Hands up for STEM
Dr Thompson’s Year 9 STEM students have been channelling technology to construct bionic hands using Bluetooth, as well as using Augmented Reality to tour the world!
Better...stronger...faster. Anyone old enough to remember the TV series The Six Million Dollar Man with Steve Austin, the fictional former astronaut who acquired superpowers when he was rebuilt using bionic implants? What about Arnold Schwarzenegger’s near indestructible Terminator or Luke Skywalker’s robotic hand in The Empire Strikes Back? As Hollywood can attest, bionics have long captured our imaginations, fuelled perhaps by a desire to build ‘better…stronger… faster’ human bodies.
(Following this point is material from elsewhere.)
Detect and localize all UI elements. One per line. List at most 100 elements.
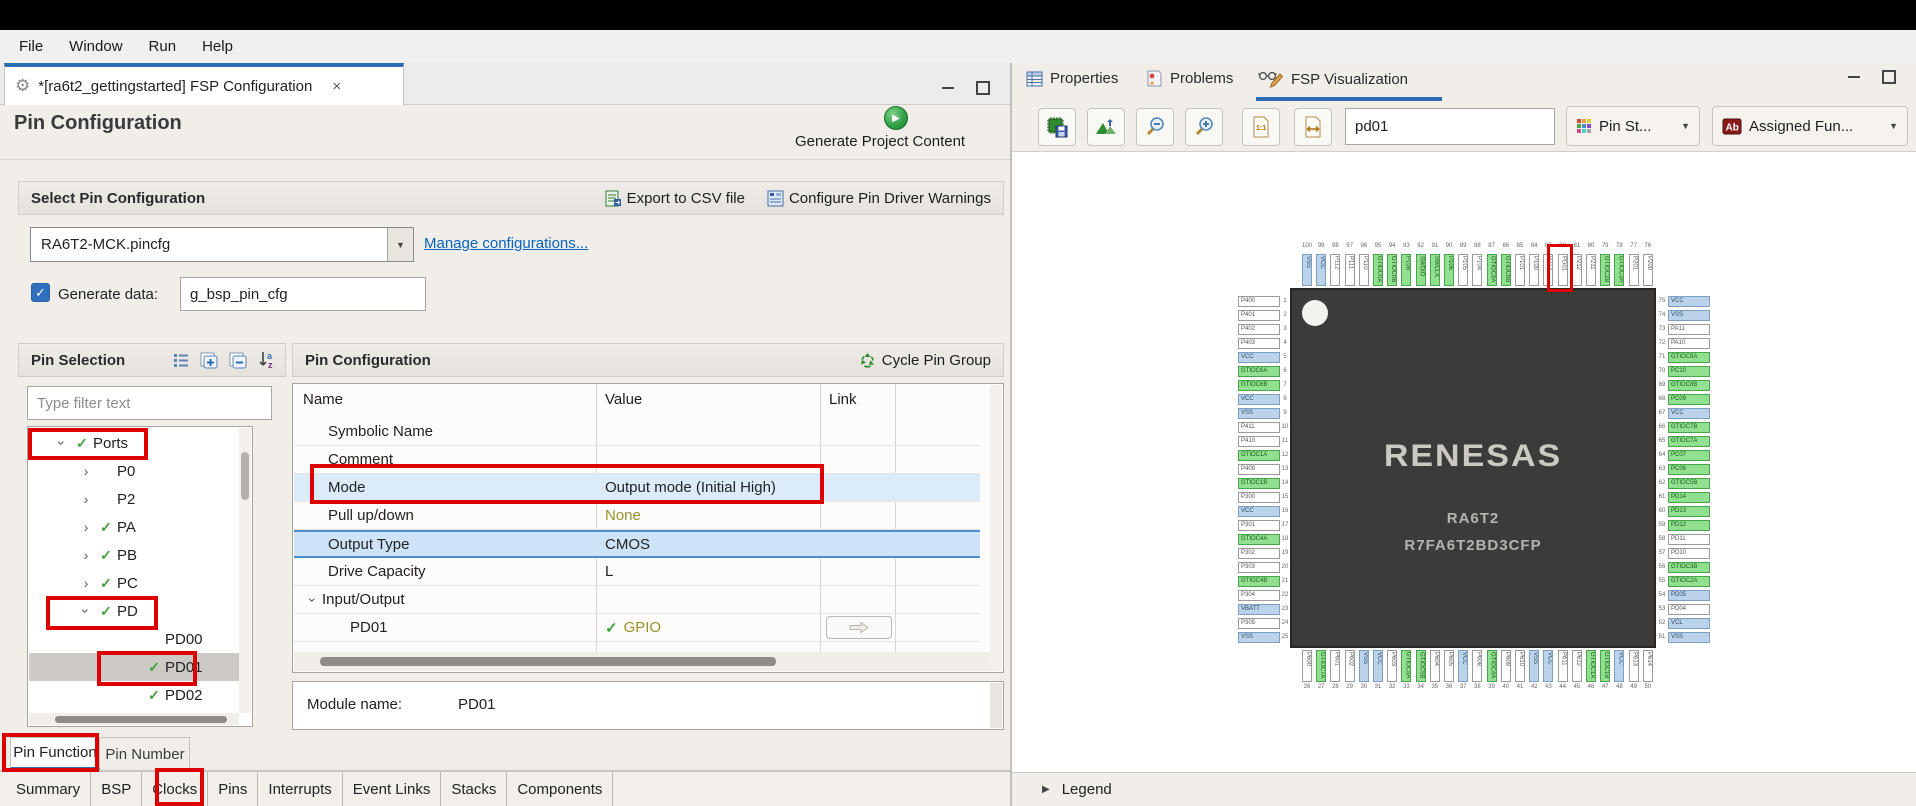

The term ‘bionics’ was first used in the 1960s. It combines the prefix ‘bio’—meaning life—with the ‘nics’ of electronics. Put simply, bionics is the study of mechanical systems that function like living organisms or parts of living organisms.
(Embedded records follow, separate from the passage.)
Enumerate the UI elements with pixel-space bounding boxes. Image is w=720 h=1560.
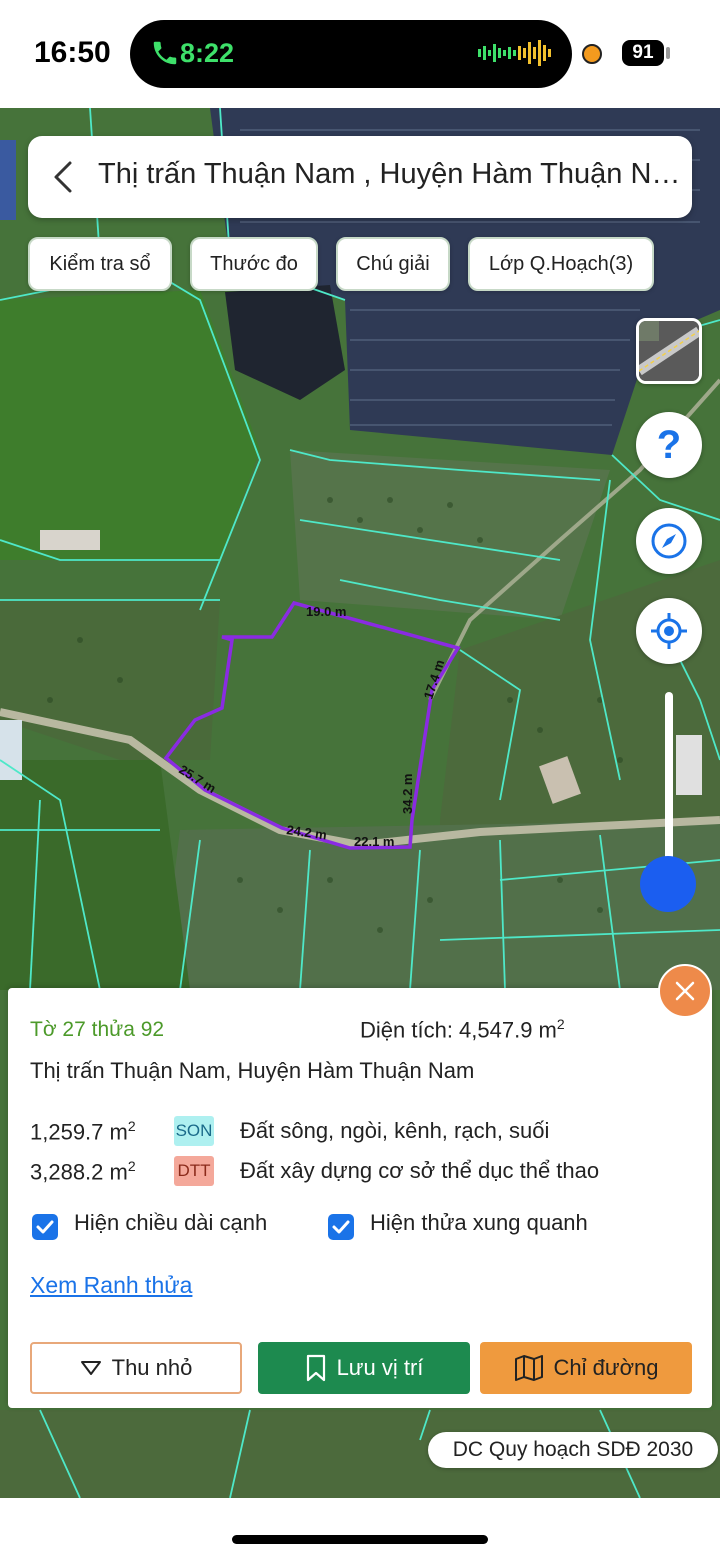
land-use-area: 1,259.7 m2 (30, 1118, 136, 1145)
triangle-down-icon (80, 1361, 101, 1375)
land-use-row: 3,288.2 m2 DTT Đất xây dựng cơ sở thể dụ… (30, 1156, 690, 1188)
save-location-label: Lưu vị trí (336, 1355, 424, 1380)
show-edge-length-checkbox[interactable] (32, 1214, 58, 1240)
road-map-thumbnail-icon (639, 321, 699, 381)
help-button[interactable]: ? (636, 412, 702, 478)
map-fold-icon (514, 1355, 543, 1381)
view-boundary-link[interactable]: Xem Ranh thửa (30, 1272, 192, 1299)
land-use-description: Đất xây dựng cơ sở thể dục thể thao (240, 1158, 600, 1183)
minimize-button[interactable]: Thu nhỏ (30, 1342, 242, 1394)
measure-tool-button[interactable]: Thước đo (190, 237, 318, 291)
land-use-area: 3,288.2 m2 (30, 1158, 136, 1185)
location-search-bar[interactable]: Thị trấn Thuận Nam , Huyện Hàm Thuận Nam (28, 136, 692, 218)
checkmark-icon (332, 1220, 350, 1234)
edge-label: 22.1 m (354, 834, 394, 849)
house (0, 720, 22, 780)
legend-button[interactable]: Chú giải (336, 237, 450, 291)
planning-layer-badge[interactable]: DC Quy hoạch SDĐ 2030 (428, 1432, 718, 1468)
opacity-slider-handle[interactable] (640, 856, 696, 912)
call-duration: 8:22 (180, 38, 235, 68)
close-sheet-button[interactable] (658, 964, 712, 1018)
planning-layer-button[interactable]: Lớp Q.Hoạch(3) (468, 237, 654, 291)
audio-wave-icon (478, 40, 551, 66)
edge-label: 34.2 m (400, 774, 415, 814)
home-indicator[interactable] (232, 1535, 488, 1544)
close-icon (675, 981, 695, 1001)
recording-indicator-icon (582, 44, 602, 64)
parcel-address: Thị trấn Thuận Nam, Huyện Hàm Thuận Nam (30, 1058, 475, 1083)
battery-icon: 91 (622, 40, 664, 66)
bookmark-icon (306, 1354, 325, 1382)
land-use-code-badge: SON (174, 1116, 214, 1146)
show-edge-length-label[interactable]: Hiện chiều dài cạnh (74, 1210, 267, 1236)
status-time: 16:50 (34, 36, 111, 69)
phone-icon (153, 41, 177, 65)
status-bar: 16:50 8:22 91 (0, 0, 720, 108)
edge-label: 19.0 m (306, 604, 346, 619)
checkmark-icon (36, 1220, 54, 1234)
house (676, 735, 702, 795)
save-location-button[interactable]: Lưu vị trí (258, 1342, 470, 1394)
parcel-info-sheet: Tờ 27 thửa 92 Diện tích: 4,547.9 m2 Thị … (8, 988, 712, 1408)
house (0, 140, 16, 220)
location-title: Thị trấn Thuận Nam , Huyện Hàm Thuận Nam (98, 158, 684, 190)
back-chevron-icon[interactable] (48, 160, 78, 194)
parcel-area: Diện tích: 4,547.9 m2 (360, 1016, 565, 1043)
help-icon: ? (656, 422, 682, 467)
parcel-id: Tờ 27 thửa 92 (30, 1018, 165, 1041)
minimize-label: Thu nhỏ (111, 1355, 193, 1380)
house (40, 530, 100, 550)
land-use-code-badge: DTT (174, 1156, 214, 1186)
crosshair-location-icon (651, 613, 687, 649)
show-neighbors-checkbox[interactable] (328, 1214, 354, 1240)
check-title-deed-button[interactable]: Kiểm tra sổ (28, 237, 172, 291)
compass-button[interactable] (636, 508, 702, 574)
dynamic-island[interactable]: 8:22 (130, 20, 572, 88)
map-layer-toggle[interactable] (636, 318, 702, 384)
show-neighbors-label[interactable]: Hiện thửa xung quanh (370, 1210, 588, 1236)
land-use-description: Đất sông, ngòi, kênh, rạch, suối (240, 1118, 550, 1143)
directions-label: Chỉ đường (553, 1355, 659, 1380)
battery-cap (666, 47, 670, 59)
my-location-button[interactable] (636, 598, 702, 664)
land-use-row: 1,259.7 m2 SON Đất sông, ngòi, kênh, rạc… (30, 1116, 690, 1148)
compass-icon (651, 523, 687, 559)
opacity-slider-track[interactable] (665, 692, 673, 882)
directions-button[interactable]: Chỉ đường (480, 1342, 692, 1394)
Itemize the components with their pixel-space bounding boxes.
This week, Dr Thompson’s students have been ‘getting to grips’ with bionics, starting with the construction of a finger. Using Arduino – an open-source electronic platform – they learnt how to program a robotic finger.
Once they’d mastered the art of waggling their finger, the students moved on to the next stage: making their finger move using Bluetooth technology. The revolutionary aspect of Bluetooth devices is that they implement radio waves instead of wires and cables to connect between devices.
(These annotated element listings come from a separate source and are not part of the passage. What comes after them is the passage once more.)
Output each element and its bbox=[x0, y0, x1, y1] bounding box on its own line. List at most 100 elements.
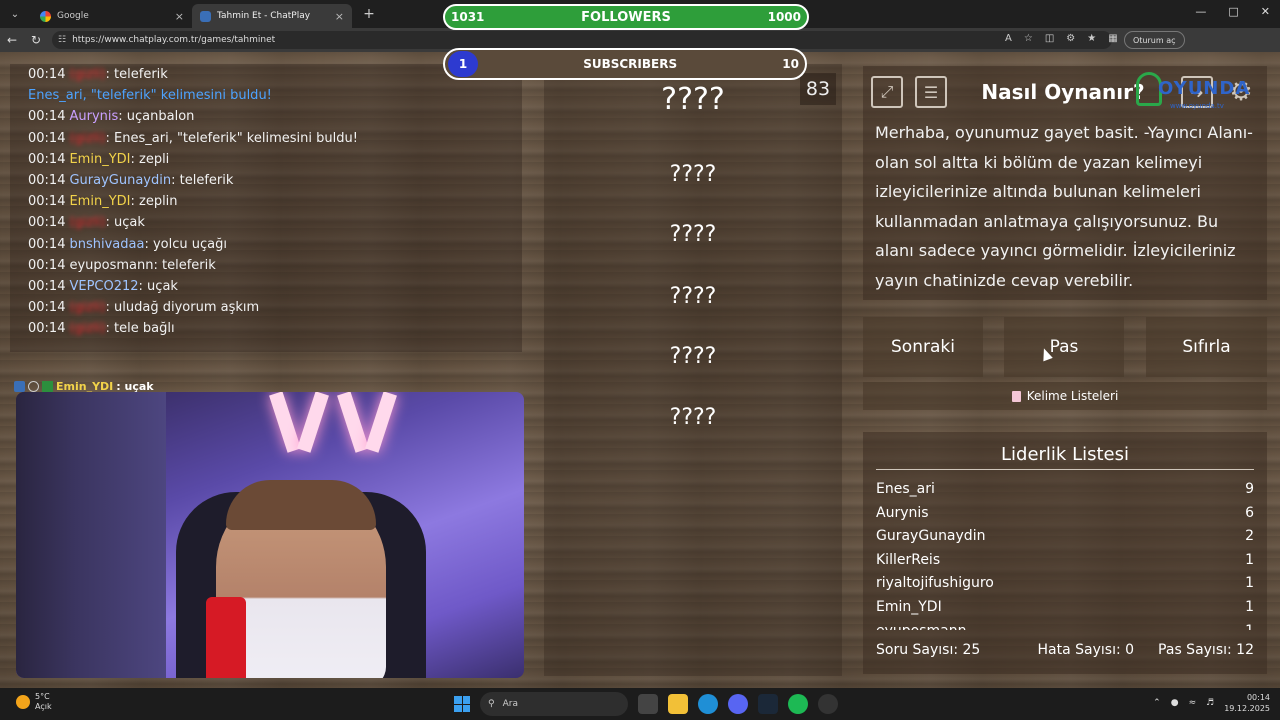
close-tab-icon[interactable]: × bbox=[335, 10, 344, 23]
how-to-play-text: Merhaba, oyunumuz gayet basit. -Yayıncı … bbox=[875, 123, 1253, 290]
neon-light bbox=[365, 392, 397, 453]
minimize-icon[interactable]: — bbox=[1195, 5, 1206, 18]
chat-username[interactable]: (gizli) bbox=[69, 67, 105, 82]
reload-icon[interactable]: ↻ bbox=[24, 33, 48, 47]
discord-icon[interactable] bbox=[728, 694, 748, 714]
back-icon[interactable]: ← bbox=[0, 33, 24, 47]
chat-text: : uçanbalon bbox=[118, 109, 195, 125]
obs-icon[interactable] bbox=[818, 694, 838, 714]
badge-icon bbox=[42, 381, 53, 392]
chat-text: : yolcu uçağı bbox=[144, 236, 227, 252]
webcam-feed bbox=[16, 392, 524, 678]
chat-text: : uçak bbox=[105, 215, 145, 231]
tab-list-chevron-icon[interactable]: ⌄ bbox=[4, 4, 26, 24]
microphone bbox=[206, 597, 246, 678]
tray-chevron-icon[interactable]: ⌃ bbox=[1153, 698, 1161, 708]
chat-time: 00:14 bbox=[28, 321, 66, 337]
pass-label: Pas bbox=[1049, 337, 1079, 357]
leaderboard-row: Enes_ari 9 bbox=[876, 478, 1254, 502]
spotify-icon[interactable] bbox=[788, 694, 808, 714]
chat-message: 00:14 Aurynis: uçanbalon bbox=[10, 106, 522, 127]
tab-google[interactable]: Google × bbox=[32, 4, 192, 28]
new-tab-button[interactable]: + bbox=[358, 6, 380, 22]
site-info-icon[interactable]: ☷ bbox=[58, 35, 66, 45]
clock[interactable]: 00:14 19.12.2025 bbox=[1224, 692, 1270, 714]
chat-username[interactable]: (gizli) bbox=[69, 321, 105, 336]
notebook-icon bbox=[1011, 390, 1021, 402]
badge-icon bbox=[14, 381, 25, 392]
pass-count: Pas Sayısı: 12 bbox=[1158, 642, 1254, 658]
collections-icon[interactable]: ▦ bbox=[1108, 33, 1117, 44]
divider bbox=[876, 469, 1254, 470]
logo-text: OYUNDA bbox=[1158, 78, 1251, 99]
hidden-word: ???? bbox=[669, 405, 717, 430]
player-name: KillerReis bbox=[876, 551, 941, 568]
favorites-icon[interactable]: ★ bbox=[1087, 33, 1096, 44]
chat-username[interactable]: GurayGunaydin bbox=[69, 173, 171, 188]
player-name: riyaltojifushiguro bbox=[876, 575, 994, 592]
next-button[interactable]: Sonraki bbox=[863, 317, 983, 377]
sign-in-label: Oturum aç bbox=[1133, 35, 1176, 45]
maximize-icon[interactable]: □ bbox=[1228, 5, 1238, 18]
chat-message: 00:14 VEPCO212: uçak bbox=[10, 276, 522, 297]
system-tray: ⌃ ● ≈ ♬ 00:14 19.12.2025 bbox=[1153, 692, 1270, 714]
leaderboard-title: Liderlik Listesi bbox=[1001, 444, 1129, 465]
chatplay-icon bbox=[200, 10, 211, 22]
wifi-icon[interactable]: ≈ bbox=[1189, 698, 1197, 708]
neon-light bbox=[337, 392, 369, 453]
reset-button[interactable]: Sıfırla bbox=[1146, 317, 1267, 377]
chat-message: 00:14 (gizli): uludağ diyorum aşkım bbox=[10, 297, 522, 318]
url-field[interactable]: ☷ https://www.chatplay.com.tr/games/tahm… bbox=[52, 31, 1112, 49]
close-window-icon[interactable]: ✕ bbox=[1261, 5, 1270, 18]
chat-username[interactable]: bnshivadaa bbox=[69, 237, 144, 252]
taskbar-search[interactable]: ⚲ Ara bbox=[480, 692, 628, 716]
word-lists-button[interactable]: Kelime Listeleri bbox=[863, 382, 1267, 410]
url-text: https://www.chatplay.com.tr/games/tahmin… bbox=[72, 35, 276, 45]
search-icon: ⚲ bbox=[488, 699, 495, 709]
chat-username[interactable]: (gizli) bbox=[69, 131, 105, 146]
microphone-icon[interactable]: ● bbox=[1171, 698, 1179, 708]
close-tab-icon[interactable]: × bbox=[175, 10, 184, 23]
sign-in-button[interactable]: Oturum aç bbox=[1124, 31, 1185, 49]
weather-widget[interactable]: 5°C Açık bbox=[16, 692, 52, 712]
hidden-word: ???? bbox=[669, 284, 717, 309]
windows-taskbar: 5°C Açık ⚲ Ara ⌃ ● ≈ ♬ 00:14 19.12.2025 bbox=[0, 688, 1280, 720]
edge-browser-icon[interactable] bbox=[698, 694, 718, 714]
favorite-star-icon[interactable]: ☆ bbox=[1024, 33, 1033, 44]
task-view-icon[interactable] bbox=[638, 694, 658, 714]
steam-icon[interactable] bbox=[758, 694, 778, 714]
system-message: Enes_ari, "teleferik" kelimesini buldu! bbox=[28, 88, 272, 104]
clock-date: 19.12.2025 bbox=[1224, 704, 1270, 713]
extensions-icon[interactable]: ⚙ bbox=[1066, 33, 1075, 44]
chat-username[interactable]: VEPCO212 bbox=[69, 279, 138, 294]
start-windows-icon[interactable] bbox=[454, 696, 470, 712]
subscribers-goal-bar: 1 SUBSCRIBERS 10 bbox=[443, 48, 807, 80]
leaderboard-list[interactable]: Enes_ari 9 Aurynis 6 GurayGunaydin 2 KillerRei… bbox=[876, 478, 1254, 630]
chat-username[interactable]: Aurynis bbox=[69, 109, 118, 124]
chat-username[interactable]: (gizli) bbox=[69, 300, 105, 315]
fullscreen-icon[interactable]: ⤢ bbox=[871, 76, 903, 108]
chat-username[interactable]: eyuposmann bbox=[69, 258, 153, 273]
player-name: Enes_ari bbox=[876, 481, 935, 497]
chat-text: : zeplin bbox=[130, 194, 178, 210]
tab-chatplay[interactable]: Tahmin Et - ChatPlay × bbox=[192, 4, 352, 28]
chat-time: 00:14 bbox=[28, 67, 66, 82]
search-placeholder: Ara bbox=[502, 699, 518, 709]
split-screen-icon[interactable]: ◫ bbox=[1045, 33, 1054, 44]
pass-button[interactable]: Pas bbox=[1004, 317, 1124, 377]
chat-message: 00:14 (gizli): uçak bbox=[10, 212, 522, 233]
chat-username[interactable]: Emin_YDI bbox=[69, 152, 130, 167]
chat-username[interactable]: Emin_YDI bbox=[69, 194, 130, 209]
volume-icon[interactable]: ♬ bbox=[1206, 698, 1214, 708]
leaderboard-stats: Soru Sayısı: 25 Hata Sayısı: 0 Pas Sayıs… bbox=[876, 642, 1254, 658]
chat-text: : Enes_ari, "teleferik" kelimesini buldu… bbox=[105, 130, 358, 146]
document-icon[interactable]: ☰ bbox=[915, 76, 947, 108]
chat-message: 00:14 GurayGunaydin: teleferik bbox=[10, 170, 522, 191]
chat-username[interactable]: (gizli) bbox=[69, 215, 105, 230]
chat-time: 00:14 bbox=[28, 130, 66, 146]
subscribers-progress: 1 bbox=[448, 51, 478, 77]
chat-time: 00:14 bbox=[28, 236, 66, 252]
file-explorer-icon[interactable] bbox=[668, 694, 688, 714]
leaderboard-row: riyaltojifushiguro 1 bbox=[876, 572, 1254, 596]
read-aloud-icon[interactable]: A bbox=[1005, 33, 1012, 44]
Bluetooth devices contain a tiny computer chip with a Bluetooth radio and software that enables them to connect. It’s this technology that enables our phones to connect with our cars and our iPods to connect with our phones. Bluetooth technology is now being implemented into prosthetic devices, allowing amputees to experience more ease in movement and greater stability.
Working in pairs, our Year 9 students incorporated Bluetooth to make their fingers move!
The students are now working in groups of four to build a whole hand. Initially, the hand will be wired, before they progress to making it move using Bluetooth.
The students also demonstrated their augmented reality (AR) technology skills that they’d acquired during lockdown when Wenona moved to the Athenaeum Learning Pathway (ALP). Just as the mobile game Pokémon Go sent hundreds of millions of players wandering the streets in search of virtual monsters, our Year 9 students used their time at home to overlay computer-generated imagery on real-world environments by designing an app for a specific audience. They had to think creatively about how they could use AR to navigate the world in a 3D environment.
Using Merge Cube, the students were able to learn and create in entirely new ways, using their intellectual curiosity to create virtual objects that they could hold in the palm of their hand and share with their peers. This included a 3D Big Ben, an interactive globe and even an ice-hockey table.
It was fantastic to see how the use of technology has extended our students’ learning in creative and innovative ways.
Well done Dr Thompson and well done Year 9 STEM!